According to Buchanan, she approached Parks Volunteer Coordinator Rae Edwards, 59, about getting some volunteers to help get the garden ready for spring, and Edwards suggested having a volunteering event for Earth Day.
“I think any time neighbors come together on a joint project it strengthens community,” Edwards said.
In the past, Edwards said she has tried to keep Bellingham’s Earth Day activities near the Western Washington University campus, because there are usually a lot of student volunteers. But this year, with the university’s budget cuts, there won’t be as much help from student volunteers. As a result, she said she needed to find a new place to host Earth Day activities, and she thought of Gossage Garden.
The triangular garden sits on the intersection of Cornwall Avenue, F Street, and Alabama Street. Buchanan said she has patterned the organic garden after Victorian gardens, filling it with herbs, native plants, flowers, fruits, vegetables, a drinking fountain, and a gazebo. Buchanan said she always tries to match her volunteers up with projects they’ll enjoy in the hopes they will take as much pride in the garden as she does.
“I have a passion for this neighborhood,” Buchanan said. “I live in the same house I grew up in.”
Edwards said she feels it is important to care for Gossage Garden because of what it does for the Lettered Streets Neighborhood.
“I think it adds a lot to that corner,” Edwards said. “It makes me happy every time I go by it.”

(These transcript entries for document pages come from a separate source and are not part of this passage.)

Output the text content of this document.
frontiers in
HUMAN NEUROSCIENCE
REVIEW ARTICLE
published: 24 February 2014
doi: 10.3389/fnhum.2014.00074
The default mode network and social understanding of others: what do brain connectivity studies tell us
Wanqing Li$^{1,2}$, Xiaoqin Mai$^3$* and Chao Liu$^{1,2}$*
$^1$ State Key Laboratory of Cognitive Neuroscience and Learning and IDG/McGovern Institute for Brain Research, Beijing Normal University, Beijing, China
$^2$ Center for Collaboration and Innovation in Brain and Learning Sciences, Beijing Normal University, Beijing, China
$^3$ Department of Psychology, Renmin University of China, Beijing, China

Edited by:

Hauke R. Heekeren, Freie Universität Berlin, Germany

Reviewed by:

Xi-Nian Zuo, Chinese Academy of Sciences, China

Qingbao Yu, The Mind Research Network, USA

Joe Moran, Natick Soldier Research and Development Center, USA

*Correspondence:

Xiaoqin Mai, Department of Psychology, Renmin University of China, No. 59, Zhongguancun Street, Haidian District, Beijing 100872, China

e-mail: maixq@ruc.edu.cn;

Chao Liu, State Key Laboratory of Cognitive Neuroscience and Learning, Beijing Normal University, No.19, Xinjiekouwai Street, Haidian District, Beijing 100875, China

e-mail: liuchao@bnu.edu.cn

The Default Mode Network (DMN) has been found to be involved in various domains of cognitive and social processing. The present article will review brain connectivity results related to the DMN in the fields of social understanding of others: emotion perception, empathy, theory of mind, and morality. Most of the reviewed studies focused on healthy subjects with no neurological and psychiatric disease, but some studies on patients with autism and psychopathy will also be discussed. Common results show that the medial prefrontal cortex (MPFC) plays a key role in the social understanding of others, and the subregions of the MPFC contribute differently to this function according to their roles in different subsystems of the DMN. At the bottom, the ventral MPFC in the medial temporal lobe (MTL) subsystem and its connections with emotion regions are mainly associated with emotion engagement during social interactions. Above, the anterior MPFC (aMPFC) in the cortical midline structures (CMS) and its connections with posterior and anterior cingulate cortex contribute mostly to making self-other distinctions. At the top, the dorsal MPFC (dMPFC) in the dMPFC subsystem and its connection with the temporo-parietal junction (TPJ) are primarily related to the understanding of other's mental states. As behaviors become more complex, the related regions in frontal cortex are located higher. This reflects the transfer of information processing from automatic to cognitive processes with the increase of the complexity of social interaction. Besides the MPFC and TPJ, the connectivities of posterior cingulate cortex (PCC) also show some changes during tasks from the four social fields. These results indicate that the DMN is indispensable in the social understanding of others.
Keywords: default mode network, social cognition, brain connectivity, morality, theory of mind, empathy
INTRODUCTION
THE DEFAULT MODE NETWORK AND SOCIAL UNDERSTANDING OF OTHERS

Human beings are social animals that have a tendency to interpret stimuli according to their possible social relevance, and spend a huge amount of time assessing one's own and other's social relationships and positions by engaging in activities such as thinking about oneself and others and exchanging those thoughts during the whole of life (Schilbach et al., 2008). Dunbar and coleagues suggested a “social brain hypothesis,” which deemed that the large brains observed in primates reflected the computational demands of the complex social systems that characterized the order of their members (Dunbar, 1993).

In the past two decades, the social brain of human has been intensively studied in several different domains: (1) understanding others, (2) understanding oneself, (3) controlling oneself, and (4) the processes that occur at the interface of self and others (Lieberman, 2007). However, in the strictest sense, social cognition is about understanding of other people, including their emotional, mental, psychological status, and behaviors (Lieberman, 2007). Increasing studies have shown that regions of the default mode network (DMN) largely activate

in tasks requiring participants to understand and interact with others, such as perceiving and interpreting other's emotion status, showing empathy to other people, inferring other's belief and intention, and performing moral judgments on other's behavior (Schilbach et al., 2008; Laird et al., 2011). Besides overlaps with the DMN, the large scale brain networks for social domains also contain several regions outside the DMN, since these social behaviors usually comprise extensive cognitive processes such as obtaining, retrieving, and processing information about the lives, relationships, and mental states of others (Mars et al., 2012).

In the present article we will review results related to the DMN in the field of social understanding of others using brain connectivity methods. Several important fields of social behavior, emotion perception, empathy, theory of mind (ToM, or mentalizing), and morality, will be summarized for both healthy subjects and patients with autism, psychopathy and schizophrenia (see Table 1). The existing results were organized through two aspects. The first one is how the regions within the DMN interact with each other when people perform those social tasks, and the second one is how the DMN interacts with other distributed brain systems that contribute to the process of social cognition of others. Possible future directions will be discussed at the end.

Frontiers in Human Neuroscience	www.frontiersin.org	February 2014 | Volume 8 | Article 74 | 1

Buchanan said her biggest worry for the Earth Day volunteer project is that sometimes well-meaning people accidentally pull up flowers thinking they are weeds. She said it is difficult to tell the difference between weeds and flowers, and she hopes people won’t pull up anything unless they are absolutely sure it is a weed.
“Even I can’t tell sometimes,” Buchanan said.
Buchanan and Edwards said they are also concerned about weather conditions on the day of the project. Edwards said she is hoping for good weather for the volunteers.
Edwards also said she is glad to see people coming out to help Buchanan with Gossage, because she knows how much time and work Buchanan puts into the garden.
“A little help can go a long ways,” Edwards said.
Buchanan said she also is excited to share her knowledge of gardening and plants with her neighbors, because she loves teaching and nature.
“I practice Earth Day every day of the year that I can,” Buchanan said.